# ? for MN hunters



## MNgoosekiller (Aug 21, 2006)

I'm woundering if using salt and minerals to attract deer is illegal in MN, in the regs its says that scents, salts, and minerals are not considered bait, so is it legal? I know its kinda a dumb question but heck I thought I'd throw it out there...thanks


----------



## USSapper (Sep 26, 2005)

MNgoosekiller said:


> \, in the regs its says that scents, salts, and minerals are not considered bait, so is it legal?


I think there is your answer :lol:


----------



## Northshorebull (Oct 11, 2006)

Deer cane Mineral blocks 10 ft. from your tree works for me.


----------



## MNgoosekiller (Aug 21, 2006)

thanks lindberg :lol: yeah, I guess my next question is how successful are salts/minerals? How effective are they?
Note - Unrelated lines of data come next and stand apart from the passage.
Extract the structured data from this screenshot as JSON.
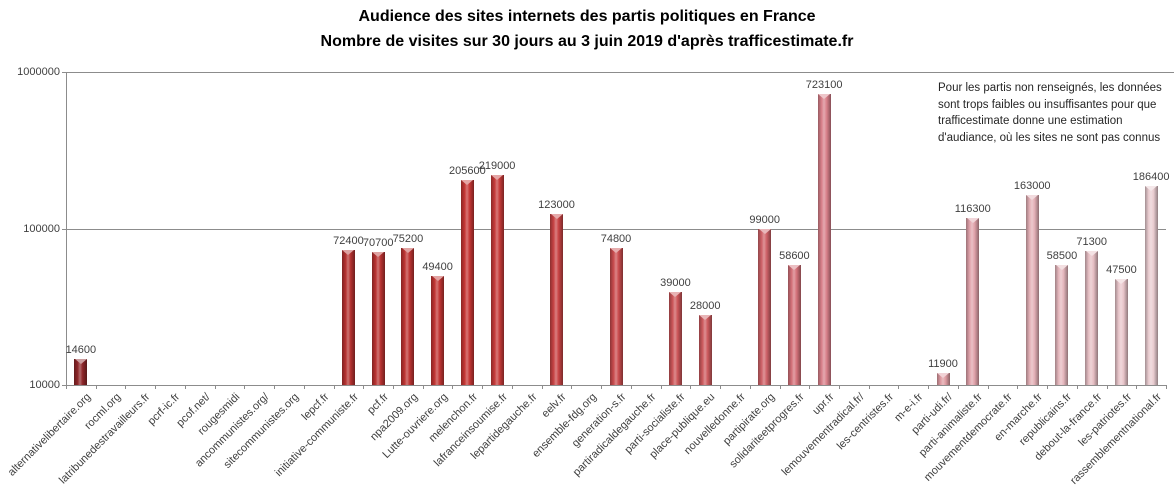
{
  "chart_data": {
    "type": "bar",
    "title": "Audience des sites internets des partis politiques en France",
    "subtitle": "Nombre de visites sur 30 jours au 3 juin 2019 d'après trafficestimate.fr",
    "annotation": "Pour les partis non renseignés, les données sont trops faibles ou insuffisantes pour que trafficestimate donne une estimation d'audiance, où les sites ne sont pas connus",
    "scale": "log10",
    "ylim": [
      10000,
      1000000
    ],
    "yticks": [
      10000,
      100000,
      1000000
    ],
    "grid": "horizontal",
    "legend": "none",
    "note": "null value = site non renseigné (pas de barre)",
    "sites": [
      {
        "label": "alternativelibertaire.org",
        "value": 14600,
        "color": "#8e2629"
      },
      {
        "label": "rocml.org",
        "value": null,
        "color": "#922729"
      },
      {
        "label": "latribunedestravailleurs.fr",
        "value": null,
        "color": "#96282a"
      },
      {
        "label": "pcrf-ic.fr",
        "value": null,
        "color": "#9b2a2b"
      },
      {
        "label": "pcof.net/",
        "value": null,
        "color": "#9f2b2c"
      },
      {
        "label": "rougesmidi",
        "value": null,
        "color": "#a32c2c"
      },
      {
        "label": "ancommunistes.org/",
        "value": null,
        "color": "#a72e2d"
      },
      {
        "label": "sitecommunistes.org",
        "value": null,
        "color": "#ac2f2e"
      },
      {
        "label": "lepcf.fr",
        "value": null,
        "color": "#b0302f"
      },
      {
        "label": "initiative-communiste.fr",
        "value": 72400,
        "color": "#b43130"
      },
      {
        "label": "pcf.fr",
        "value": 70700,
        "color": "#b83231"
      },
      {
        "label": "npa2009.org",
        "value": 75200,
        "color": "#bd3432"
      },
      {
        "label": "Lutte-ouvriere.org",
        "value": 49400,
        "color": "#c13533"
      },
      {
        "label": "melenchon.fr",
        "value": 205600,
        "color": "#c53634"
      },
      {
        "label": "lafranceinsoumise.fr",
        "value": 219000,
        "color": "#c63a39"
      },
      {
        "label": "lepartidegauche.fr",
        "value": null,
        "color": "#c73f3e"
      },
      {
        "label": "eelv.fr",
        "value": 123000,
        "color": "#c84344"
      },
      {
        "label": "ensemble-fdg.org",
        "value": null,
        "color": "#c94849"
      },
      {
        "label": "generation-s.fr",
        "value": 74800,
        "color": "#ca4c4e"
      },
      {
        "label": "partiradicaldegauche.fr",
        "value": null,
        "color": "#cb5153"
      },
      {
        "label": "parti-socialiste.fr",
        "value": 39000,
        "color": "#cc5558"
      },
      {
        "label": "place-publique.eu",
        "value": 28000,
        "color": "#cd5a5e"
      },
      {
        "label": "nouvelledonne.fr",
        "value": null,
        "color": "#ce5e63"
      },
      {
        "label": "partipirate.org",
        "value": 99000,
        "color": "#cf6268"
      },
      {
        "label": "solidariteetprogres.fr",
        "value": 58600,
        "color": "#d47179"
      },
      {
        "label": "upr.fr",
        "value": 723100,
        "color": "#d9808a"
      },
      {
        "label": "lemouvementradical.fr/",
        "value": null,
        "color": "#da8790"
      },
      {
        "label": "les-centristes.fr",
        "value": null,
        "color": "#dc8e97"
      },
      {
        "label": "m-e-i.fr",
        "value": null,
        "color": "#dd959d"
      },
      {
        "label": "parti-udi.fr/",
        "value": 11900,
        "color": "#df9ca3"
      },
      {
        "label": "parti-animaliste.fr",
        "value": 116300,
        "color": "#e0a2aa"
      },
      {
        "label": "mouvementdemocrate.fr",
        "value": null,
        "color": "#e2a9b0"
      },
      {
        "label": "en-marche.fr",
        "value": 163000,
        "color": "#e3b0b6"
      },
      {
        "label": "republicains.fr",
        "value": 58500,
        "color": "#e5b7bd"
      },
      {
        "label": "debout-la-france.fr",
        "value": 71300,
        "color": "#e6bec3"
      },
      {
        "label": "les-patriotes.fr",
        "value": 47500,
        "color": "#e8c5ca"
      },
      {
        "label": "rassemblementnational.fr",
        "value": 186400,
        "color": "#e9ccd0"
      }
    ]
  }
}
Can they pull in some pretty big deer? Thanks for the responses so far!


----------



## USSapper (Sep 26, 2005)

MNgoosekiller said:


> thanks lindberg :lol: yeah, I guess my next question is how successful are salts/minerals? How effective are they? Can they pull in some pretty big deer? Thanks for the responses so far!


Thats not in t he proclamation???? :lol:


----------



## shae1986 (Sep 28, 2006)

I only used them a few years ago and they did nothing for me so i dont even use them. I just find natural funnels to food sorces and works fine.


----------